I don't understand the "if we are even to assume..." comment, or why you keep coming back to this. The goal is to prove that there is no local ψ-epistemic ontological model for a quantum theory with a 2-dimensional Hilbert space. So why are you all "oh no, ontic states are bad"? The logic goes like this: Either there is an ontological model for this quantum theory or there isn't. So we consider those two cases separately. If there isn't, then the statement we're trying to prove is trivially true. If there is, then we use the PBR argument, and the "existence" of ontic states is unquestionable because that's part of what defines what we're talking about right now. (Note that nothing is assumed about what ontic states "really" are).

The qubit is a choice, by a physicist, to characterize the preparation of that system in a certain way.

I don't understand this comment either. Are you defining the "qubit" to be the $\{|0\rangle,|1\rangle\}$ basis?

So we don't actually know the probability of being in an ontic state that associates with that epistemic state, and indeed there might not be any such unique probability function Q, since probability has to be subject to certain contextual constraints that we must decide.

The definition of "ontological model for QM" includes the requirement that such a probability function exists and is uniquely determined by a state vector.

If I understand contextuality, that may enter the picture when we start talking about measurements, but right now we're talking about preparations.

This keeps getting back to the potential for circularity-- if there can be no demonstrable difference between the quantum state and the process for using that state to determine probable outcomes, and if the process for determining probabilities is characterized as ontic, then the state ends up having to be ontic too.

I don't know what this means, or why you think that there's a potential for circularity.
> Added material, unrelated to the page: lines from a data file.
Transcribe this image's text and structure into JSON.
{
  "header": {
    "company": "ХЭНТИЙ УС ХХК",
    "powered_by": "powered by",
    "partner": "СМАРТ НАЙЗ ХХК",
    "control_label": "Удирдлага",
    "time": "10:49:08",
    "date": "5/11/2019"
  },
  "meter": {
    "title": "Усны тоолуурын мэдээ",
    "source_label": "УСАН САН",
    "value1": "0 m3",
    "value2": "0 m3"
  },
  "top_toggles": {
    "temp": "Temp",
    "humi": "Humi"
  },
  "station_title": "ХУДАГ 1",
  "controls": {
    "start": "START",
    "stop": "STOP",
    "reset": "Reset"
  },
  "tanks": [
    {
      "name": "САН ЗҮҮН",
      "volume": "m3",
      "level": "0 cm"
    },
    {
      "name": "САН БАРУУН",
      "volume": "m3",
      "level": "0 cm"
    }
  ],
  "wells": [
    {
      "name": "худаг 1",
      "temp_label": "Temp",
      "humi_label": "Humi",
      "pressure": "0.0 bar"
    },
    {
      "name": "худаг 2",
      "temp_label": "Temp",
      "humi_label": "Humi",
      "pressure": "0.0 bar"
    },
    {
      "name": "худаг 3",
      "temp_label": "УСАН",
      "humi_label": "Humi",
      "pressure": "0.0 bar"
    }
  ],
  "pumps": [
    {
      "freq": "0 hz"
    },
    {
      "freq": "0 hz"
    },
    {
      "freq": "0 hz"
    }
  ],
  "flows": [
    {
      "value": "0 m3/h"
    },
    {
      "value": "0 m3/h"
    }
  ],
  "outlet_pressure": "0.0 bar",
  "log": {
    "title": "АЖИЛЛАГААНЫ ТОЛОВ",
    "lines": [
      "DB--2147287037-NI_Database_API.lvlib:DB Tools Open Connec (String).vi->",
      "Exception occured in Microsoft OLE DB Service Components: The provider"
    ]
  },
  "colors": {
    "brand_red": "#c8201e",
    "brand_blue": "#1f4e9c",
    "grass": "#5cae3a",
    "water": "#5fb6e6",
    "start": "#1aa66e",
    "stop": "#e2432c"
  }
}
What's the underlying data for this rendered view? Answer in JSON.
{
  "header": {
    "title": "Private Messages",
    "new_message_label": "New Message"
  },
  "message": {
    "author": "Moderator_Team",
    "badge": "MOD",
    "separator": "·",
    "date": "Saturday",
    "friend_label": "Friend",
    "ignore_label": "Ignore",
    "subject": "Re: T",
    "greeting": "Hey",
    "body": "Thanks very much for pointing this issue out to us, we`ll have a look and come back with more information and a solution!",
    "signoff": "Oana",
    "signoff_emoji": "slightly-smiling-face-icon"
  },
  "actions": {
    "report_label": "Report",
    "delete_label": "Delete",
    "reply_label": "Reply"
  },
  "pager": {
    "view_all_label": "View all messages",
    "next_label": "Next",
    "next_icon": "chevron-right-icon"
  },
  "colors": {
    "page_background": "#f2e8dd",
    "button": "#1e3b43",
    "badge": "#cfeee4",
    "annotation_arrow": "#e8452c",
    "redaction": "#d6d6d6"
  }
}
This connects to the fact that every measurable corresponds to a Hermitian operator on the state space, but not every Hermitian operatore corresponds to a measurement that we know how to do. The significance of this fact has never been clear to me

It's not clear to me either.

Note that the $|\xi_i\rangle$ aren't tensor product states. They are linear combinations of two tensor product states. That means that the two qubits are entangled. How did they end up that way? There is nothing in the quantum theory of the spin of a silver atom that can entangle two spins that start out isolated. So we have go go outside of the theory we're supposed to prove a statement about. I'm not sure what that means yet.